Et combattre l’abolition du droit de consommation, n’est-ce pas admettre aussi complétement qu’on puisse le faire que la moyenne de tous les sucres bruts que les raffineurs introduisent en Belgique produit plus de 55 p. c. de candi, pains et lumps, et que par conséquent, comme il leur est à la sortie restitué plus qu’ils n’ont payé pour droit de consommation, ils perçoivent à leur profil, au moyen d’exportations assez fortes, la presque totalité des sommes que, d’après les intentions du législateur, la hausse du sucre produite par le droit devait faire entrer dans le trésor public, c’est-à-dire que le consommateur donne aux raffineurs près de quatre millions au lieu de les donner au fisc.
Ici, messieurs, on a dit, dans l’intérêt des raffineurs, qu’on était bien loin d’admettre toutes les conséquences que nous déduisons de leur opposition à l’abolition du droit de consommation. Nous en rejetons, disent-ils, la plus grande partie. Nous l’avouons, combattre l’abolition totale du droit, c’est convenir que la moyenne des sucres bruts donne plus de 55 p. c. de candi, pains et lumps, c’est convenir que cet excédant est profitable au raffineur ; mais remarquez-le bien, ce n’est pas convenir que le consommateur paie réellement la totalité du droit fixé par la loi, et conséquemment ce n’est pas convenir que la totalité du droit profite aux raffineurs. Et comment peut-on concevoir, poursuivent-ils, que le consommateur paierait la totalité du droit aux raffineurs de sucre exotique. Il existe cent raffineries en Belgique ; terme moyen, chacune d’elles recevrait quarante mille francs annuellement, et cependant plusieurs raffineries chôment, quelques raffineries même ont failli, et comment chômer et faillir avec de pareils avantages ! Les raffineurs de sucre font-ils exception à la règle commune, les lois de la concurrence sont-elles donc sans effet pour eux ? Peut-on imaginer que 100 industriels puissent se liguer pour maintenir l’élévation de prix d’une denrée, et ne faut-il pas gratuitement supposer cette ligue pour soutenir que le droit tout entier est profitable au raffineur ? Convenez que cette ligue n’est pas possible ; le projet en aurait été conçu que mille circonstances l’auraient fait avorter. Les raffineurs dont les établissements chôment, par exemple, et ceux qui ont failli, l’auraient déjà renversé.
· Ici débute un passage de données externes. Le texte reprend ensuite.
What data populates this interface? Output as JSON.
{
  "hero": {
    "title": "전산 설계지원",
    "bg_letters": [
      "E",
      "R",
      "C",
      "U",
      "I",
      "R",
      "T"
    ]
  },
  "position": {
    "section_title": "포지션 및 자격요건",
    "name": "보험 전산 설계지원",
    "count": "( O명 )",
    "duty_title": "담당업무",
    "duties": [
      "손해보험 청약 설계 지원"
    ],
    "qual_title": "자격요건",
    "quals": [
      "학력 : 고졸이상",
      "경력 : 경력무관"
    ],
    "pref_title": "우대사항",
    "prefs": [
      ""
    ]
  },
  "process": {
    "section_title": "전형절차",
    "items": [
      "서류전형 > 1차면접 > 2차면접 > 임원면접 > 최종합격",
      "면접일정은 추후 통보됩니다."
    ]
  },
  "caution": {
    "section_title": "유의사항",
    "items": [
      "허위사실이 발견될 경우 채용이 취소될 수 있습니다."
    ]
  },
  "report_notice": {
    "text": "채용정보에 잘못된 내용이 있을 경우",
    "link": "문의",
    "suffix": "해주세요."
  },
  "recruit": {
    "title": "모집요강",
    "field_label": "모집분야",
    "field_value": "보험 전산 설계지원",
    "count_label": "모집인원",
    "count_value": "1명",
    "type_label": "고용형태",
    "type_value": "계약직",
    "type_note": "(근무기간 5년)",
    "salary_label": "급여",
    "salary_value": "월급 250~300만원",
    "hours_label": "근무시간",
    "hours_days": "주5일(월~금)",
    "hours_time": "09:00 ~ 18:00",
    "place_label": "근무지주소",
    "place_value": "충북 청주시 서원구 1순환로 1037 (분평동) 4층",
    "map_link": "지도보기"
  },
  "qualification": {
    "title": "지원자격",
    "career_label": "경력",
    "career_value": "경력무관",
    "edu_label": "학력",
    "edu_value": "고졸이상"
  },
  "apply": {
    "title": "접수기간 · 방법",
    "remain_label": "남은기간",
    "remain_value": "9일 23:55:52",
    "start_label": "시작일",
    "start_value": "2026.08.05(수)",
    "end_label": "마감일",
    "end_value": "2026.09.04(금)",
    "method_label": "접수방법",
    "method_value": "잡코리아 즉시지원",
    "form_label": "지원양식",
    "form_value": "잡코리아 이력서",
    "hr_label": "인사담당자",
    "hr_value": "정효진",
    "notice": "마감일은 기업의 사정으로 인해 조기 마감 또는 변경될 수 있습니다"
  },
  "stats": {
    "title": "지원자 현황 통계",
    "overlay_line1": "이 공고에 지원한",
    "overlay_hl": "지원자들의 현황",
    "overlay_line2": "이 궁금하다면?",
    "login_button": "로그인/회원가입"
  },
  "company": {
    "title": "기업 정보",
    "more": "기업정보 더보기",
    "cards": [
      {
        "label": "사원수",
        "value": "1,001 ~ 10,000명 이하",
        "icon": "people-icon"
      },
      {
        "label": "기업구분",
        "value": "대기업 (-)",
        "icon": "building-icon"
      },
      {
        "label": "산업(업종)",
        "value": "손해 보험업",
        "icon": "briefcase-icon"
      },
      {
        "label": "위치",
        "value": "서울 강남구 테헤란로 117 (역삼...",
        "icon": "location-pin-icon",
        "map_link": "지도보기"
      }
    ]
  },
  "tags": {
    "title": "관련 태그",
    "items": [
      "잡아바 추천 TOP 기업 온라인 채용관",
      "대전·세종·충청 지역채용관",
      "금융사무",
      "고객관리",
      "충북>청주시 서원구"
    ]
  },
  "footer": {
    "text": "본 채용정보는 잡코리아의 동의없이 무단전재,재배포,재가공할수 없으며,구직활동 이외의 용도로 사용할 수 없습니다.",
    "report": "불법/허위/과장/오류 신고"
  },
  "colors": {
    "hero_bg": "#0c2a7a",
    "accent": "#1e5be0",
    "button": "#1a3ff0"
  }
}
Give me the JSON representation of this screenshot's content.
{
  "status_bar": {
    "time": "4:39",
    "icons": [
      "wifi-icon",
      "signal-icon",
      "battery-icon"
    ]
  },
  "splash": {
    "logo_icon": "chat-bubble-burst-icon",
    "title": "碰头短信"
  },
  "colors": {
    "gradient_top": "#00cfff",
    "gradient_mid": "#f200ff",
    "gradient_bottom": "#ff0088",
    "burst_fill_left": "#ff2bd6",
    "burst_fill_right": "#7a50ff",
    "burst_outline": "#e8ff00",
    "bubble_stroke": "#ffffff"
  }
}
Nous l’avouons cependant, la concurrence entre les raffineurs n’a pas encore été poussée jusqu’en ses dernières fins. Les grandes industries, celles où il faut beaucoup de capitaux, résistent aux lois de la concurrence bien puis longtemps que les petites ; aussi ne nions-nous pas que la hausse produite par le droit profite aux raffineurs qui exportent des sucres lumps en pains ou candi ; mais cette hausse n’atteint pas le chiffre du droit, elle est limitée par la concurrence des raffineurs à l’intérieur, et cette hausse dont la pétition des raffineurs de Gand donne le chiffre est très petite.
Messieurs, ces objections ne nous ont pas convaincus, et nous pensons qu’à part la consommation fournie par la fraude et par la betterave, consommation minime d’ailleurs, le consommateur paie au profit des raffineurs presque tout le chiffre du droit.
En effet, ce n’est pas l’intérieur du pays qui est le champ où se livre le combat de la concurrence ; c’est l’extérieur. Tant que par la grandeur de leurs exportations les raffineurs n’auront pas absorbé tout ce que paie le consommateur, ce champ sera toujours plus beau que l’autre, puisqu’ils reçoivent une prime pour s’y rendre. Or, le raffineur ne perçoit pas encore tout ce que paie le consommateur, puisque, dans sa plus mauvaise année, le fisc a encore reçu 120 mille francs.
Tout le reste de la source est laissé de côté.